Des souvenirs avec des stars, elle en a beaucoup, à Cannes bien sûr, mais aussi à Marrakech ou à Deauville. Elle devient Madame cinéma de Brut. Mais sept ans de réflexion plus tard, elle s’interroge : c’est quoi être journaliste aujourd’hui ? C’est une vraie question. Est-ce que c’est faire des interviews d’acteurs pendant 10 minutes dans une chambre d’hôtel ou en bas des marches dans une logique de promo ? Elle a adoré ça, mais approchant dangereusement de la quarantaine, elle a envie de faire quelque chose pour elle. Un jour, à la terrasse d’un café, devant un grand crème, elle dit à une collègue que c’est quand même dommage que les making of aient disparu depuis que les DVD ne se vendent plus. Il n’y en a quasiment plus. « J’ai fait quelques reportages pour Brut dans les métiers du cinéma que l’on connaît moins et les sujets ont marché de ouf ». Son idée est de redonner vie au making of sur les réseaux sociaux, pour fabriquer des petites Cécile de 11 ans, les yeux grands ouverts qui rêvent devant les coulisses d’autres Titanic. Elle ne se souvient pas encore que sa mère voulait devenir photographe de plateau, qu’elle ne l’a jamais fait. Elle a un loyer acceptable à Paris, elle n’a pas de crédit, pas d’enfants, c’est maintenant ou jamais, et puis surtout, elle vient de traverser une épreuve personnelle très compliquée, la vie fait qu’elle a envie d’aller à l’essentiel. Elle quitte Brut et crée sa petite entreprise. « Je deviens une version 2.0 de celle que j’étais avant ». Au moment de cet entretien, elle a déjà travaillé pour quatre productions : Natacha (presque) hôtesse de l’air de Noémie Saglio, ou encore le prochain Arnaud Desplechin qui sortira à l’automne. Elle fait tout toute seule, elle tourne à l’iPhone (comme les sujets qu’elle faisait pour Brut), elle prend le son, elle monte le film. Elle fait revivre le making of qu’elle aborde avec son œil de journaliste pour des reportages de deux à quinze minutes, elle passe parfois une dizaine de jours en immersion sur le plateau.

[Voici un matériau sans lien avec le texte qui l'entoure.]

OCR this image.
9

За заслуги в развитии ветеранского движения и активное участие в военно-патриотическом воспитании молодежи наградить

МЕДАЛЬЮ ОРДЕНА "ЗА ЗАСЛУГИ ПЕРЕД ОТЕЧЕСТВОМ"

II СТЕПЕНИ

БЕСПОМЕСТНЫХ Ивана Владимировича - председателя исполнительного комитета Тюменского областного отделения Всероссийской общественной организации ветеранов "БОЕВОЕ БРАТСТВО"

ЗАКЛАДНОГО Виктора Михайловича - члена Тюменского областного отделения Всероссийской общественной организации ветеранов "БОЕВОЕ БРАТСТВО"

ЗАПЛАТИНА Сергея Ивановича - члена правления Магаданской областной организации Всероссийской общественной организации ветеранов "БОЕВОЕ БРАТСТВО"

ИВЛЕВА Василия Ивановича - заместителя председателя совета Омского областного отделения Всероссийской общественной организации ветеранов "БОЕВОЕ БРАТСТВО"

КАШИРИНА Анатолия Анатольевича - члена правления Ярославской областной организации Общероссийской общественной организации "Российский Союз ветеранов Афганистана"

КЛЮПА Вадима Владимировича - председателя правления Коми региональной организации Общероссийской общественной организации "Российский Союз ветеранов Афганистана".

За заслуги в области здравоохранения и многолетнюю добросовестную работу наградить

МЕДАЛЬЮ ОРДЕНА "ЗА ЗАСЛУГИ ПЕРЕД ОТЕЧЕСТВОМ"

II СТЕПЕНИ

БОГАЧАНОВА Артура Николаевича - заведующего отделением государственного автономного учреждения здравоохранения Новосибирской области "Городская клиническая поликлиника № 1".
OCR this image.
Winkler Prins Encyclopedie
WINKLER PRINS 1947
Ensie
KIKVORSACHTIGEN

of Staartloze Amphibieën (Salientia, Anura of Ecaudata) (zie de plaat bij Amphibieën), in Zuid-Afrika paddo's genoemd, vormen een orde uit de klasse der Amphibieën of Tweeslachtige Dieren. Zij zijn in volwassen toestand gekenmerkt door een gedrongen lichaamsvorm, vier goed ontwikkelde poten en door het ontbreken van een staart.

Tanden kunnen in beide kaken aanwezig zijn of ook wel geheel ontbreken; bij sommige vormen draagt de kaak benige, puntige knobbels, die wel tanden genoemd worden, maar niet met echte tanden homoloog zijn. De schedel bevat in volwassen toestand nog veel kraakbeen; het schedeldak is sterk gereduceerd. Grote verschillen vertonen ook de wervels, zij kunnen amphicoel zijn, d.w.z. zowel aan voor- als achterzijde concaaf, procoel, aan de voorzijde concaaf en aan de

Ses passions, ses envies, ses désirs, quand elle refait le fil de sa vie, elle se dit qu’elle a trouvé sa place, une caméra dans les mains, comme une évidence. L’étape suivante est déjà en marche. Depuis un petit moment, elle réfléchit à la réalisation de documentaires. Un jour, elle écrira le projet et elle ira au bout. Dans un coin de sa tête, il y a aussi une comédie musicale, car pour Cécile Guthleben, « la liberté c’est s’autoriser à « réaliser » ses
rêves ».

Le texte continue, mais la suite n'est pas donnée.